For the last year the Selección has been all about image, an insubstantial rebranding exercise with about as much chance of success as getting rid of a tape worm by rougeing yourself up. Batista constantly tried to give the impression that he was feelin’ fine, that he was a nice, simple guy, just a football man – nothing like the media whore Maradona. Yet in reality he was far worse. His laconic, laid-back style was just as vacuous as Diego’s occasional diatribes. Lest we forget, however, Maradona is a real sociopath whereas Batista is a poser. His desperate attempts to convince us of his self-assurance never once rang true. His endless harping on about his idea futbolística was as cringeworthy as the holiday snaps he’d take with startled and/or bored footballers and show the world on twitter. The craven little captions remind us of a hip priest trying to get down with the kids.
It’s a still-frame version of An Impossible Job – but without the sympathy. Do you, dear handsome reader, think for one minute the players didn’t take the piss out of him for it?
He was isolated and alone from the start, then, but he did himself no favours. The shallowness of the ‘project’ was reflected in the gutless displays on the pitch. For all his talk of a plan, of folios, DVDs and analysis to ensure success, it immediately became clear in the Copa América that, far from producing something novel, he may as well have spent the previous few months rattling out the same sentence over and over again on a beat-up Underwood. His one innovation, playing Messi as the central striker, he abandoned after 45 goalless minutes against Bolivia. The Uruguayans bashed him on the head with a bat and locked him in the pantry. The ghouls were none too pleased.
Over the last few days, the brave administrators at the AFA have been calling for his head. Yes, in the great democracy that is Argentine football, the same people who apparently voted Batista in last October 19-1 are now, according to a report in Olé today, 16-4 against him staying on. They regard the Copa América campaign as an unremitting disaster and have lost all faith in the man who only last month signed his contract taking him through to the end of the World Cup qualifiers. Most importantly, however, some are upset they were not allowed into the dressing room in Santa Fe, while Checho’s brothers were. Now it’s Batista’s turn to stay out in the freezing cold, lost in a maze midst a blizzard of bullshit as the little pigs at the AFA yet again seek to save the hairs on their chinny-chin-chins.

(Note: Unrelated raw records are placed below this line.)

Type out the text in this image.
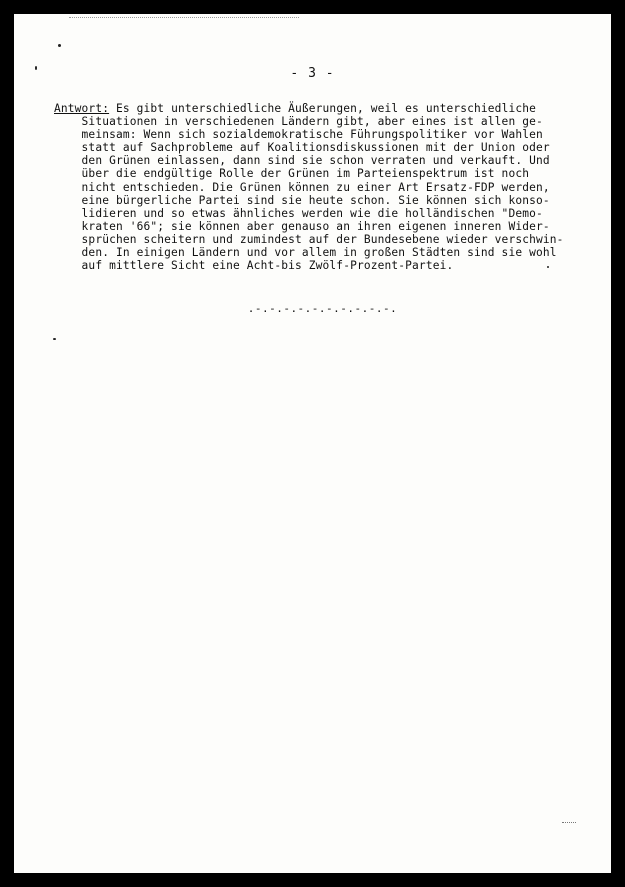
- 3 -
Antwort: Es gibt unterschiedliche Äußerungen, weil es unterschiedliche
Situationen in verschiedenen Ländern gibt, aber eines ist allen ge-
meinsam: Wenn sich sozialdemokratische Führungspolitiker vor Wahlen
statt auf Sachprobleme auf Koalitionsdiskussionen mit der Union oder
den Grünen einlassen, dann sind sie schon verraten und verkauft. Und
über die endgültige Rolle der Grünen im Parteienspektrum ist noch
nicht entschieden. Die Grünen können zu einer Art Ersatz-FDP werden,
eine bürgerliche Partei sind sie heute schon. Sie können sich konso-
lidieren und so etwas ähnliches werden wie die holländischen "Demo-
kraten '66"; sie können aber genauso an ihren eigenen inneren Wider-
sprüchen scheitern und zumindest auf der Bundesebene wieder verschwin-
den. In einigen Ländern und vor allem in großen Städten sind sie wohl
auf mittlere Sicht eine Acht-bis Zwölf-Prozent-Partei.
.-.-.-.-.-.-.-.-.-.-.
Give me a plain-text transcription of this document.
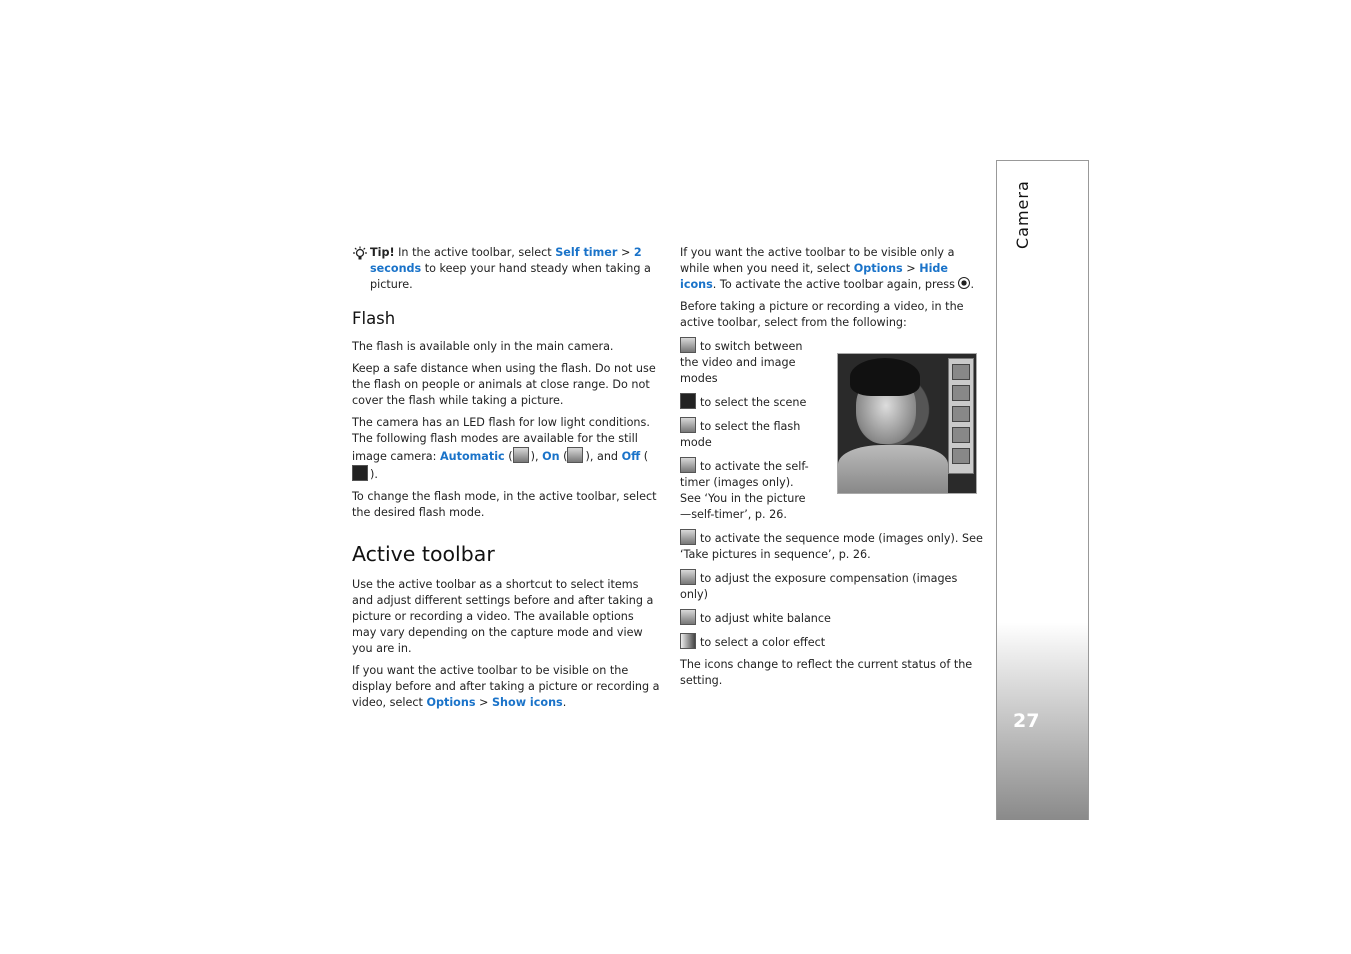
Tip! In the active toolbar, select Self timer > 2 seconds to keep your hand steady when taking a picture.

Flash

The flash is available only in the main camera.

Keep a safe distance when using the flash. Do not use the flash on people or animals at close range. Do not cover the flash while taking a picture.

The camera has an LED flash for low light conditions. The following flash modes are available for the still image camera: Automatic ( ), On ( ), and Off ().

To change the flash mode, in the active toolbar, select the desired flash mode.

Active toolbar

Use the active toolbar as a shortcut to select items and adjust different settings before and after taking a picture or recording a video. The available options may vary depending on the capture mode and view you are in.

If you want the active toolbar to be visible on the display before and after taking a picture or recording a video, select Options > Show icons.

If you want the active toolbar to be visible only a while when you need it, select Options > Hide icons. To activate the active toolbar again, press .

Before taking a picture or recording a video, in the active toolbar, select from the following:

to switch between the video and image modes

to select the scene

to select the flash mode

to activate the self-timer (images only). See ‘You in the picture—self-timer’, p. 26.

to activate the sequence mode (images only). See ‘Take pictures in sequence’, p. 26.

to adjust the exposure compensation (images only)

to adjust white balance

to select a color effect

The icons change to reflect the current status of the setting.

Camera
27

The favourite for the job is Alejandro Sabella. He spent much of his career as Passarella’s assistant before winning the Libertadores and a few league titles with Estudiantes in 2009. It’s really quite irrelevant, however. Humbertito Grondona and Bilardo look likely to stay on in their posts, looking out for their own interests, messing about in team affairs, undermining the manager and generally helping to bring out the worst in the players available. Don Julio, of course, will remain untouched and will continue to sate the ghouls at the AFA with the blood of Argieball. Great party, isn’t it?